One of his major points is how life in general points to a spiritual environment in which life finds its being, this life being in dialogue with the 'other side,' so to speak. The world of matter hints at a spiritual inspiration that informs it and leads it to mutations, such as in evolution, that cannot be explained from within the process itself, as science cannot explain the reason for these 'leaps' in the process otherwise consistent and true to cause-and-effect. Jones informs on how non-religious researchers point this out in their studies, so he does not simply present the reader with religious presumptions. Likewise, Jones applies this even to the most ordinary of happenings, showing how any comprehension of and commentary on experience is transcendent of the experience at the level of the experience itself.
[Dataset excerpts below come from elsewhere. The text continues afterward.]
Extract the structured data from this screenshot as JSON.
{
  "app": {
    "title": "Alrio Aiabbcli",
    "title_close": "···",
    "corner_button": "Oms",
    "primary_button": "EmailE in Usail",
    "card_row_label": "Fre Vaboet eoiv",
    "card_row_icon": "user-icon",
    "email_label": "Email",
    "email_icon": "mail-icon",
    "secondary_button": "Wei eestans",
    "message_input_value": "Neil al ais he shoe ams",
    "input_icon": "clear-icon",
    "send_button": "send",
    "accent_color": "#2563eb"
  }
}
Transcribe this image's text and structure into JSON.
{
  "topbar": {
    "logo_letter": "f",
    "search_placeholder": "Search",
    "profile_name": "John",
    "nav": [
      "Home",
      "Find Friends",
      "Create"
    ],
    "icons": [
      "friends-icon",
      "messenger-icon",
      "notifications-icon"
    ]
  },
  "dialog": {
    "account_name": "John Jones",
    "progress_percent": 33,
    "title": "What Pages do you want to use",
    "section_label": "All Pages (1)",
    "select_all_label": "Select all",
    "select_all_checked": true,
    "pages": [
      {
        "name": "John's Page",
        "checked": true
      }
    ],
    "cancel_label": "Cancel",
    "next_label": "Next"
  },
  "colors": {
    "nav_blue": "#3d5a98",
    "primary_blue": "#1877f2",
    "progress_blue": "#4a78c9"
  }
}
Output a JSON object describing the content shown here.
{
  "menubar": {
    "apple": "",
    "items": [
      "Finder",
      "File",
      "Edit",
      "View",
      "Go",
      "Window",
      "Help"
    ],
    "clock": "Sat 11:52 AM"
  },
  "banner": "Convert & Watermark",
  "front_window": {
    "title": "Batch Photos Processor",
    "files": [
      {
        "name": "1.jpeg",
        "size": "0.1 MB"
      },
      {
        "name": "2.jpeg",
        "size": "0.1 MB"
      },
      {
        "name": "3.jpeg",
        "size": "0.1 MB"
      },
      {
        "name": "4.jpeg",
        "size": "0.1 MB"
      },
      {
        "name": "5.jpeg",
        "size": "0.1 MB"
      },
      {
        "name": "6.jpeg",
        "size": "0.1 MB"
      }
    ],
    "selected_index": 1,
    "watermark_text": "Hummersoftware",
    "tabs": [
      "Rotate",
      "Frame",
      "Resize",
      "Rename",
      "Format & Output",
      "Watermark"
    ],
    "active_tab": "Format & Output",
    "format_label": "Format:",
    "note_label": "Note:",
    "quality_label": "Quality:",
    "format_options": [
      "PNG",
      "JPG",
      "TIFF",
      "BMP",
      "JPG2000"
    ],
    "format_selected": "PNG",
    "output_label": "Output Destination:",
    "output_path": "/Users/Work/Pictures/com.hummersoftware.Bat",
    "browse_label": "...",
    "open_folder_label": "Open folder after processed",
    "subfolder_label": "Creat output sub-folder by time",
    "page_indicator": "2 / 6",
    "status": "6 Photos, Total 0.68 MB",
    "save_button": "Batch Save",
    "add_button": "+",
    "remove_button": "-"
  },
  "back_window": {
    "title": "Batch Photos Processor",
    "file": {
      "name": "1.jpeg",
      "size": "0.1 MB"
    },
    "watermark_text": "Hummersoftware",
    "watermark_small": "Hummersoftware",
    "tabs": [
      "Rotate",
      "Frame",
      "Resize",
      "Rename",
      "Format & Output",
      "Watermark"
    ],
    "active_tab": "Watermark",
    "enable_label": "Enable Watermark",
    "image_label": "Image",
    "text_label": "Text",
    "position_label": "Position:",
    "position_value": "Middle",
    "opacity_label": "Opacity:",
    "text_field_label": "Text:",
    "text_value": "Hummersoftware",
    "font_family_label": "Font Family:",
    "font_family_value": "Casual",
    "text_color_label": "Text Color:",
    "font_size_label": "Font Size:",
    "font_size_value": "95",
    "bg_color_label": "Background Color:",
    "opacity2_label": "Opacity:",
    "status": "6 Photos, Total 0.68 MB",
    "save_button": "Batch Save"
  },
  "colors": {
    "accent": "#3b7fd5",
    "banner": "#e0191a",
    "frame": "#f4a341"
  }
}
In these matters, as in the more devotional parts of this treatment, Jones can baffle at presenting complexity in the garb of simplicity, leaving the reader somewhat perplexed, as most writers tend toward being simple or complex; we could say, and paradoxically, Jones is scholastically devotional.
Jones leaves us with the question of whether these profundities in the common life point to a Source, a Being, or to complex depths inherent to life, our not yet having the tools to explore the yet-discovered depths of matter-and~mind itself. If the latter, life witnesses only to its profundity; if the former, life hints at a surrounding Beingness, however differently spoken of over time and place, a Being the potential for being. Both are likely true, yet Jones does not explore that in his conclusion, leaving us with the impression of an either-or polarity, this not being in sync with the work prior.
The treatise, over-all, leaves me no doubt that Jones concludes we are surrounded with a spiritual environment, and matter cannot explain itself. This is clear throughout the book. Jones, however, as is true of Quakers generally, does not reify this Otherness, even when referring to traditional language and Scriptures of the Christian communities. He reflects the practice of Quakerism, seeing faith more experiential and metaphorical, though no less real than traditional faiths or sciences, yet real in a more in-depth manner for addressing the Depth 'below' the surfaces intimating that Depth.
The book provides a look into Quaker spirituality, howbeit by one Quaker representing one approach ~ Friends is a widely divergent group, from evangelical conservative to progressive ~ a movement that arose from traditional Christianity, but responded, in its estimation, to the ritualism of Catholic Christianity and the idolization of the Bible by Protestantism. Jones mirrors indebtedness to that Christian faith, as in quoting prior Christian thinkers, like Augustine of Hippo, while showing how Christian faith diverged into accenting form; from being a spirit movement to being, first, a Church movement (Catholicism), then, a Bible movement (Protestantism). Yet, amid these lessons, the book is principally, directly a spiritual exposition, to inspire anyone who seeks to retain devotion to truth within Christian Scriptures, a truth universal and free of all Scriptures, and love for the 'Christ,' or 'Light' transcending all faiths and thought, experienced only directly 'within'.